Early in 2020 the Victoria & Albert Museum in London opened the sartorially elegant exhibition Kimono: Kyoto to Catwalk, timed to coincide with the Olympic Games to be held in Tokyo later in the year, but due to the global pandemic COVID-19, this has had to be postponed to a future date.
In the meantime, a magnificent coffee table book created in line with the exhibition has been launched; a book which is elegant, sumptuous, rich in the glory and magnificent photography of garments on display.
Anna Jackson curator and Keeper of the Asian Department at the V&A has a gathered together 250 Kimono’s and Kimono inspired garments, to present more than just a garment collection. The history of these simple, elegant and inspiring garments has been thoroughly researched, along with the impact they have had on the international fashion scene for more than 150 years, but this impact to a lesser degree, can be traced back much further.
The Kimono in the traditional sense has its own fascinating history as a garment of social and cultural significance, but in reality, the name, derived from “kasode”, meaning a garment with small sleeves, which depending on the period, also signified the style or fashion of the garment, simply referred to a simple, plain garment. Over the various periods, the garments or Kimono’s came to represent many differing things; from the wealth of the owner, to their social standing, significance and so much more.
Throughout the pages of this fascinating documentary, the history of Japan, as well as the fraught relationship Japan has held with the world over many centuries, has also been included, adding a depth to the work which is as fascinating as the history of the garments.
Consisting of more than 300 pages, most of these have either a full colour plate or smaller picture displayed and, in some instances, the fascinating and perfectly crafted items considered as essentials to be worn or carried with the wearing of the garment, are also shown.
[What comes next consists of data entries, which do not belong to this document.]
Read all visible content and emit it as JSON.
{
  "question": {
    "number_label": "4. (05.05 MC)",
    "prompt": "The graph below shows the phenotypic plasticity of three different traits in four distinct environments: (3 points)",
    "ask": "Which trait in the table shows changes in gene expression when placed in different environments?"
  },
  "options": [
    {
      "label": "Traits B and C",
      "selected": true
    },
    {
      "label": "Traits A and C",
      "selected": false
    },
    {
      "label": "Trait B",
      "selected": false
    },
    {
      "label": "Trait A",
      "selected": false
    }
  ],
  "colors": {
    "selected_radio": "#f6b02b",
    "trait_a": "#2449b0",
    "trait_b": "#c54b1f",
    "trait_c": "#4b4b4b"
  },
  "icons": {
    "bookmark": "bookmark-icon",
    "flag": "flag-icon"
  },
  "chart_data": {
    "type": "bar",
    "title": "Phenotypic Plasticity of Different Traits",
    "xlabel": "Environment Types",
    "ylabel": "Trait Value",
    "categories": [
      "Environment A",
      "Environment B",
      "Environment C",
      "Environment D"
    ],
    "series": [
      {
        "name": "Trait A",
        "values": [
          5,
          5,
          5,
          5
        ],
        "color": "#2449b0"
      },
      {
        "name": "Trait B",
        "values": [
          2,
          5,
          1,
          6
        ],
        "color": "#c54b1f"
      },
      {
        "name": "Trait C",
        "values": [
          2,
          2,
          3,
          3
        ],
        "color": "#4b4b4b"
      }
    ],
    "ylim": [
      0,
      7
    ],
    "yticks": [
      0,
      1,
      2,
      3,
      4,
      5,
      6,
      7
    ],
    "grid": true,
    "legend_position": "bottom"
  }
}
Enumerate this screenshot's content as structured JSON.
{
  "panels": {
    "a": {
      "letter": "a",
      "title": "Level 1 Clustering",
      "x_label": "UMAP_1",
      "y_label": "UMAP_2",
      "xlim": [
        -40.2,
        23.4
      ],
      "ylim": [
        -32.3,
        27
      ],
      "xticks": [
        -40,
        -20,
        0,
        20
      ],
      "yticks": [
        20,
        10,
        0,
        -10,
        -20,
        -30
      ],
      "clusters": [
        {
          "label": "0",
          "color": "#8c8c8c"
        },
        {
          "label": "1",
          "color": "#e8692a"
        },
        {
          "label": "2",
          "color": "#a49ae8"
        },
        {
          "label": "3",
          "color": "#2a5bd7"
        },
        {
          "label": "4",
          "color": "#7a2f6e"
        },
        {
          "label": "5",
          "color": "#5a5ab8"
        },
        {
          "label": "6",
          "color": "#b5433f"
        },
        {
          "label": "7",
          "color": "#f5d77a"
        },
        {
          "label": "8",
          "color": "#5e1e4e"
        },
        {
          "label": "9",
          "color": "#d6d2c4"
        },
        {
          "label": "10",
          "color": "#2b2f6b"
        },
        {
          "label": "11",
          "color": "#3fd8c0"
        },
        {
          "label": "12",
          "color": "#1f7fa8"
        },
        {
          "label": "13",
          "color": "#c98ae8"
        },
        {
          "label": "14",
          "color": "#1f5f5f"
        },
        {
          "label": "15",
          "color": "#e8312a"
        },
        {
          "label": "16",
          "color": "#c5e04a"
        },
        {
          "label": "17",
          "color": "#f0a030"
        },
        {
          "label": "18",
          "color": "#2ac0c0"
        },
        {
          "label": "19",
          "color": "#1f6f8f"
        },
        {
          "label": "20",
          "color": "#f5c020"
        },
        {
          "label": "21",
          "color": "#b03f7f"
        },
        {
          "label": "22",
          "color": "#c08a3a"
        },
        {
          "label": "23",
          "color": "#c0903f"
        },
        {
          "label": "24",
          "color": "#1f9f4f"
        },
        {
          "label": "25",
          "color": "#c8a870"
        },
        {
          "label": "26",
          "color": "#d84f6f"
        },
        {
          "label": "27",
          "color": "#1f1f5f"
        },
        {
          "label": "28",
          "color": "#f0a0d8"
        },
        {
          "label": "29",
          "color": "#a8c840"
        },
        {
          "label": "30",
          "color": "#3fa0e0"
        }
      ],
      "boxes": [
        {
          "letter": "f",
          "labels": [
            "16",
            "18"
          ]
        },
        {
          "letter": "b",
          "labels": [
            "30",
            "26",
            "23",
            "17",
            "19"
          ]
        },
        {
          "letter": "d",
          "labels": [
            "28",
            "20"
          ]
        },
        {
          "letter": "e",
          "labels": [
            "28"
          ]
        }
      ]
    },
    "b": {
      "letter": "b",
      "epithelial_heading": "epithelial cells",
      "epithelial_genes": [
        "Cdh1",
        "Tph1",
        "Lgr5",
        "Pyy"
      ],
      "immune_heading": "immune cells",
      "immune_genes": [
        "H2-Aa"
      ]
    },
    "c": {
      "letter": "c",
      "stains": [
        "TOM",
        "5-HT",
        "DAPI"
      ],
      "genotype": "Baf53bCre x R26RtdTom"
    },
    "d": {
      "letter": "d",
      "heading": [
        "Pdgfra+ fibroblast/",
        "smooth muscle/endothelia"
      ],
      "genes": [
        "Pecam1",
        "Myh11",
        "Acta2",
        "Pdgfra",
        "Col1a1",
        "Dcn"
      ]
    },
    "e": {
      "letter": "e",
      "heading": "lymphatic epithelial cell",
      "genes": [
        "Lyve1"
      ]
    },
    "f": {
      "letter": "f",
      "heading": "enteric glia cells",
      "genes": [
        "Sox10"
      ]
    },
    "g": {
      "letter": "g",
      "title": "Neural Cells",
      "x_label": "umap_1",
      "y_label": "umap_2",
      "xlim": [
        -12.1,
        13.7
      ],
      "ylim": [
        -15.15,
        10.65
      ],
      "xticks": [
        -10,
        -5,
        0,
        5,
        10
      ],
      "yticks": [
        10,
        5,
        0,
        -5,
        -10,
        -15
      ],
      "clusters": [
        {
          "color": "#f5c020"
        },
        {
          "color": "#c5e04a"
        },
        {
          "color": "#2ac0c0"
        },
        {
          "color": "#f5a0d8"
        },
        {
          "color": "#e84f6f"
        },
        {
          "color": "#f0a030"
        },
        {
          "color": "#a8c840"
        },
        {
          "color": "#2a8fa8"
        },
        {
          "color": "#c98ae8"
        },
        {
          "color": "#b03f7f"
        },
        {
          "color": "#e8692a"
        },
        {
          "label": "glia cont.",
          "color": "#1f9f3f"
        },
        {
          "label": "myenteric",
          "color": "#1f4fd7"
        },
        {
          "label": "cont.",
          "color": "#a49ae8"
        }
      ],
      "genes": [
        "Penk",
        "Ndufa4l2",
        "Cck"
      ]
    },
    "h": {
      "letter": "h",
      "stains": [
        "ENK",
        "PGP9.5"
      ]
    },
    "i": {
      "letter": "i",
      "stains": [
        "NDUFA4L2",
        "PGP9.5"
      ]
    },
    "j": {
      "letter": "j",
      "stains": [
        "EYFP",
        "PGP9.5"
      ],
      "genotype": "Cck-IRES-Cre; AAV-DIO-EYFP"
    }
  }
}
Many of the garments which have remained intact down through the years are those of immense beauty and rich tapestry, created only to be worn once or on ceremonial occasions, certainly not to be worn in everyday use. Amongst the items on display is the garment worn by Freddie Mercury as a challenge to gender and sexuality. David Bowie designed his signature white flowing outfit after a visit to Japan where he met Bando Tamasburo, who taught him how to apply traditional Kabuki makeup. Boy George and Bjork also used the kimono style in their costuming, along with many others.
One of the more significant periods in 20th century fashion is that of the Art Deco period of early the 1920’s – 1930’s, which saw the relaxed, luxurious style introduced into women’s fashion in Europe, until the post-World War II era, when all things Japanese were considerably frowned upon. It was not until much later when fashion once again, on the search for something different, something unique, saw the loose flowing stylish garment return.
Kimono: Kyoto to Catwalk traces this journey beautifully, in great detail and splendour, creating a book which will be treasured by anyone who is at all artistically inclined, lovers of fashion, history aficionados or students of fashion and design.
Not just a book for the elite within an industry, or exhibition attendee, this is a seriously constructed work based on the exhibition, and one of permanence and history which will live on long after the exhibition has finally been dismantled.